Marleen Veldhuis anchored the Dutch 4x100m freestyle relay team to a gold medal and a world record at the 2008 Beijing Olympics. She did not join the Dutch national team until age 21. Specializing in the 50-meter freestyle, she combined raw power with a technically superb start and turn. At her peak, she dominated European waters, amassing a staggering haul of continental titles. Her intense focus and competitive fire drove a career that proved supreme fitness and technical precision could make a swimmer the fastest woman in the water for 24 seconds.
1965–1980
The latchkey kids. Raised during divorce, recession, and the end of the Cold War. Skeptical, self-reliant, media-literate. They invented indie culture, grunge, and the early internet — then watched the Boomers take credit.

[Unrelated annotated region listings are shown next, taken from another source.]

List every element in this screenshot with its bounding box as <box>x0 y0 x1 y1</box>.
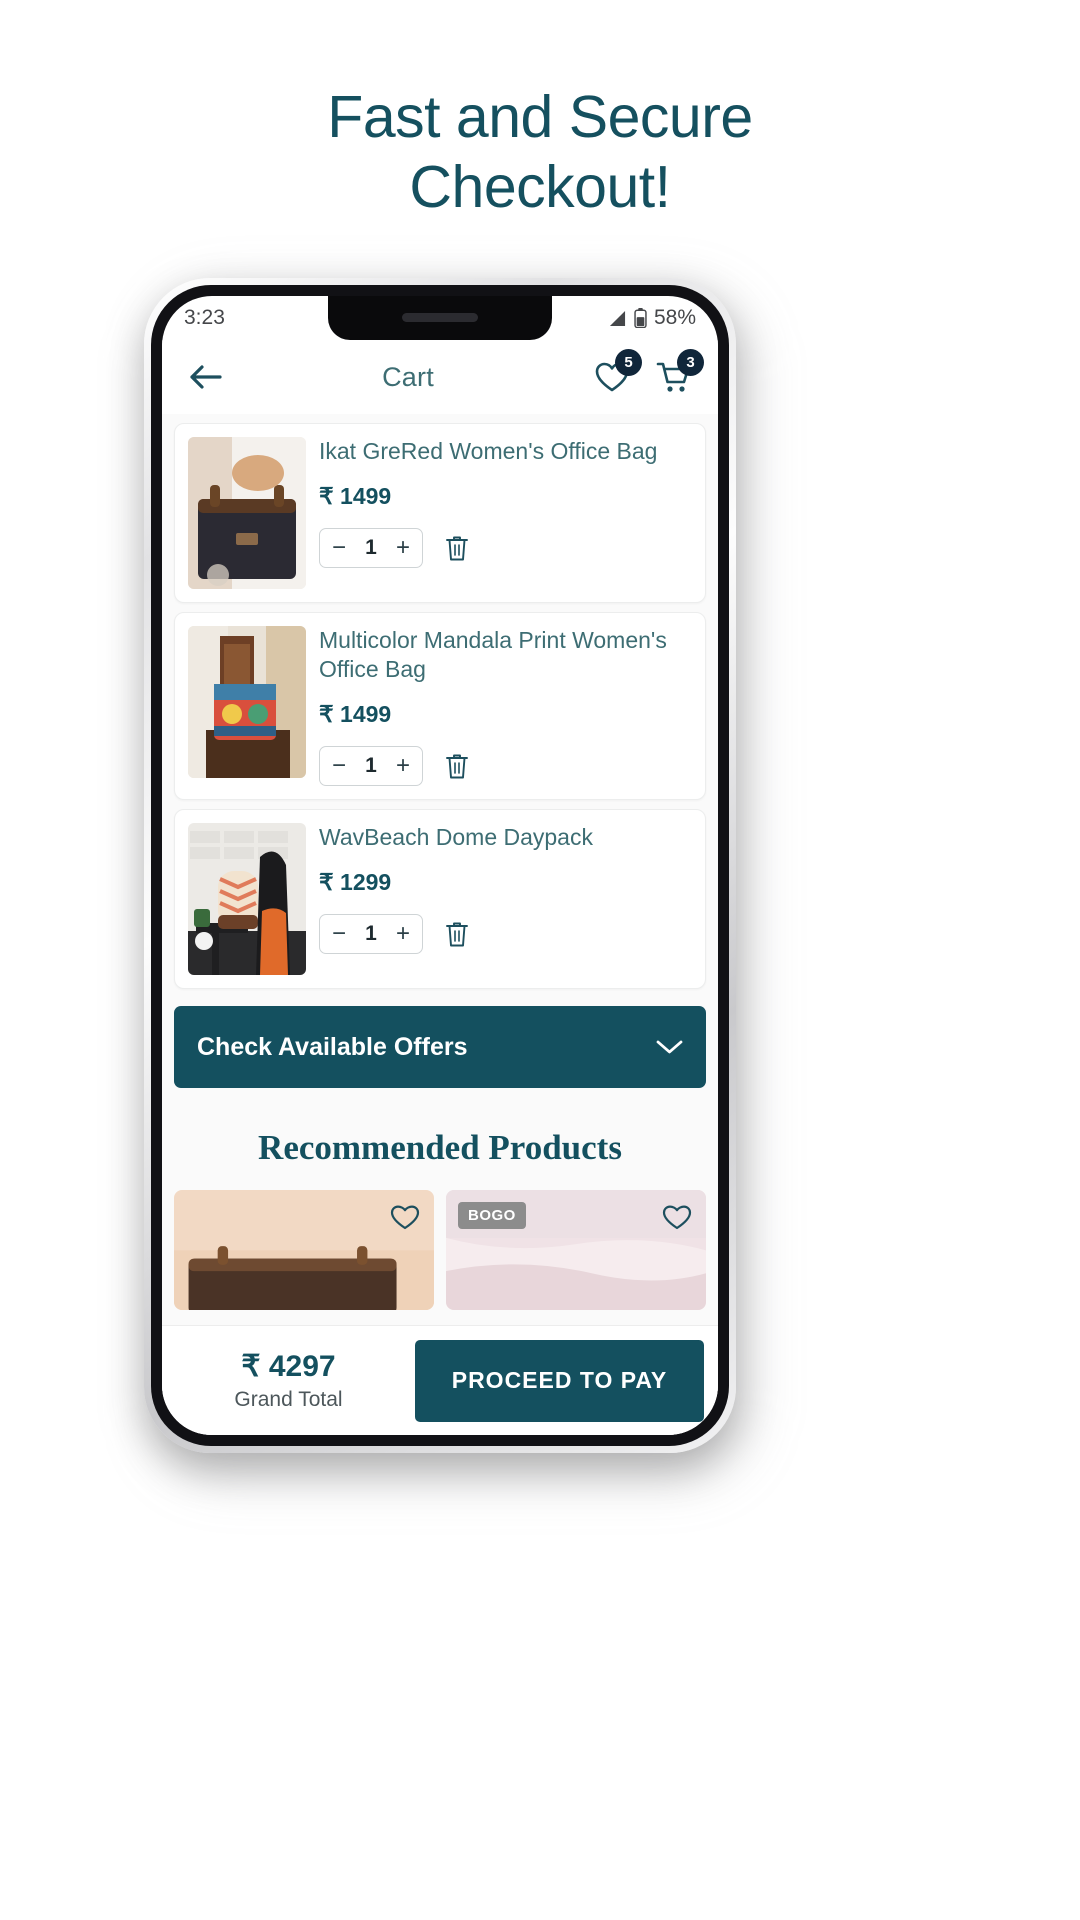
product-price: ₹ 1499 <box>319 483 392 509</box>
product-title: WavBeach Dome Daypack <box>319 824 593 850</box>
wishlist-button[interactable]: 5 <box>594 349 642 395</box>
quantity-value: 1 <box>365 536 377 559</box>
phone-mockup: 3:23 58% Cart 5 3 Ikat GreRed Women's Of… <box>144 278 736 1453</box>
phone-bezel: 3:23 58% Cart 5 3 Ikat GreRed Women's Of… <box>151 285 729 1446</box>
grand-total-label: Grand Total <box>234 1388 343 1411</box>
wavbeach-dome-daypack-photo <box>188 823 306 975</box>
back-arrow-icon[interactable] <box>188 363 222 391</box>
header-actions: 5 3 <box>594 349 704 395</box>
offers-label: Check Available Offers <box>197 1032 468 1061</box>
table-row[interactable]: Multicolor Mandala Print Women's Office … <box>174 612 706 800</box>
product-thumbnail[interactable] <box>188 626 306 778</box>
cart-badge: 3 <box>677 349 704 376</box>
product-info: Ikat GreRed Women's Office Bag ₹ 1499 − … <box>319 437 692 589</box>
hero-heading: Fast and Secure Checkout! <box>0 82 1080 222</box>
grand-total-amount: ₹ 4297 <box>241 1350 336 1383</box>
recommended-products-title: Recommended Products <box>258 1128 622 1167</box>
quantity-row: − 1 + <box>319 528 692 568</box>
increment-button[interactable]: + <box>390 754 416 778</box>
multicolor-mandala-office-bag-photo <box>188 626 306 778</box>
proceed-to-pay-button[interactable]: PROCEED TO PAY <box>415 1339 704 1422</box>
increment-button[interactable]: + <box>390 922 416 946</box>
app-header: Cart 5 3 <box>162 340 718 414</box>
quantity-stepper[interactable]: − 1 + <box>319 914 423 954</box>
product-title: Multicolor Mandala Print Women's Office … <box>319 627 667 682</box>
poster-canvas: Fast and Secure Checkout! 3:23 58% Cart … <box>0 0 1080 1920</box>
signal-bars-icon <box>609 310 626 326</box>
page-title: Cart <box>382 361 434 392</box>
quantity-stepper[interactable]: − 1 + <box>319 746 423 786</box>
product-title: Ikat GreRed Women's Office Bag <box>319 438 658 464</box>
product-thumbnail[interactable] <box>188 823 306 975</box>
increment-button[interactable]: + <box>390 536 416 560</box>
trash-icon[interactable] <box>445 534 469 562</box>
chevron-down-icon[interactable] <box>656 1039 683 1055</box>
grand-total-block: ₹ 4297 Grand Total <box>176 1349 401 1412</box>
recommended-products-grid: BOGO <box>174 1190 706 1310</box>
list-item[interactable] <box>174 1190 434 1310</box>
quantity-value: 1 <box>365 754 377 777</box>
hero-line-1: Fast and Secure <box>327 84 753 150</box>
check-available-offers-banner[interactable]: Check Available Offers <box>174 1006 706 1088</box>
product-info: Multicolor Mandala Print Women's Office … <box>319 626 692 786</box>
checkout-bottom-bar: ₹ 4297 Grand Total PROCEED TO PAY <box>162 1325 718 1435</box>
battery-percent: 58% <box>653 306 696 329</box>
status-time: 3:23 <box>184 306 225 329</box>
trash-icon[interactable] <box>445 920 469 948</box>
cart-button[interactable]: 3 <box>656 349 704 395</box>
product-price: ₹ 1299 <box>319 869 392 895</box>
decrement-button[interactable]: − <box>326 754 352 778</box>
table-row[interactable]: Ikat GreRed Women's Office Bag ₹ 1499 − … <box>174 423 706 603</box>
product-info: WavBeach Dome Daypack ₹ 1299 − 1 + <box>319 823 692 975</box>
table-row[interactable]: WavBeach Dome Daypack ₹ 1299 − 1 + <box>174 809 706 989</box>
battery-icon <box>634 308 647 328</box>
product-price: ₹ 1499 <box>319 701 392 727</box>
ikat-gre-red-office-bag-photo <box>188 437 306 589</box>
heart-icon[interactable] <box>662 1203 692 1231</box>
heart-icon[interactable] <box>390 1203 420 1231</box>
decrement-button[interactable]: − <box>326 536 352 560</box>
quantity-stepper[interactable]: − 1 + <box>319 528 423 568</box>
product-thumbnail[interactable] <box>188 437 306 589</box>
quantity-row: − 1 + <box>319 746 692 786</box>
list-item[interactable]: BOGO <box>446 1190 706 1310</box>
status-badge: BOGO <box>458 1202 526 1229</box>
trash-icon[interactable] <box>445 752 469 780</box>
status-bar: 3:23 58% <box>162 296 718 340</box>
phone-screen: 3:23 58% Cart 5 3 Ikat GreRed Women's Of… <box>162 296 718 1435</box>
status-right-cluster: 58% <box>608 306 696 330</box>
cart-scroll-area[interactable]: Ikat GreRed Women's Office Bag ₹ 1499 − … <box>162 414 718 1435</box>
quantity-row: − 1 + <box>319 914 692 954</box>
decrement-button[interactable]: − <box>326 922 352 946</box>
wishlist-badge: 5 <box>615 349 642 376</box>
quantity-value: 1 <box>365 922 377 945</box>
hero-line-2: Checkout! <box>409 154 671 220</box>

Marleen was born in 1979, placing them squarely in the Generation X. The events that shaped this generation — economic uncertainty, the end of the Cold War, and the rise of personal computing — shaped the world they entered and the choices available to them.
The biggest hits of 1979
#1 Movie
Kramer vs. Kramer
Best Picture
Kramer vs. Kramer
#1 TV Show
Laverne & Shirley
The world at every milestone
Iran hostage crisis begins; Three Mile Island accident
Apple Macintosh introduced
LA riots after Rodney King verdict
Oklahoma City bombing; Windows 95 released
Princess Diana dies in Paris car crash; Harry Potter published
Y2K passes without incident; contested Bush-Gore election
Michael Jackson dies; Bitcoin created
First image of a black hole; Hong Kong protests
Her nickname is 'The Queen of the 50m Freestyle'.
Veldhuis did not start competitive swimming until she was 15 years old.
She set a world record in the 50m freestyle at age 30, proving her longevity in a sprint event.
After retirement, she became a swimming commentator for Dutch television.
“I'm not the most talented swimmer, but I am the one who works the hardest.”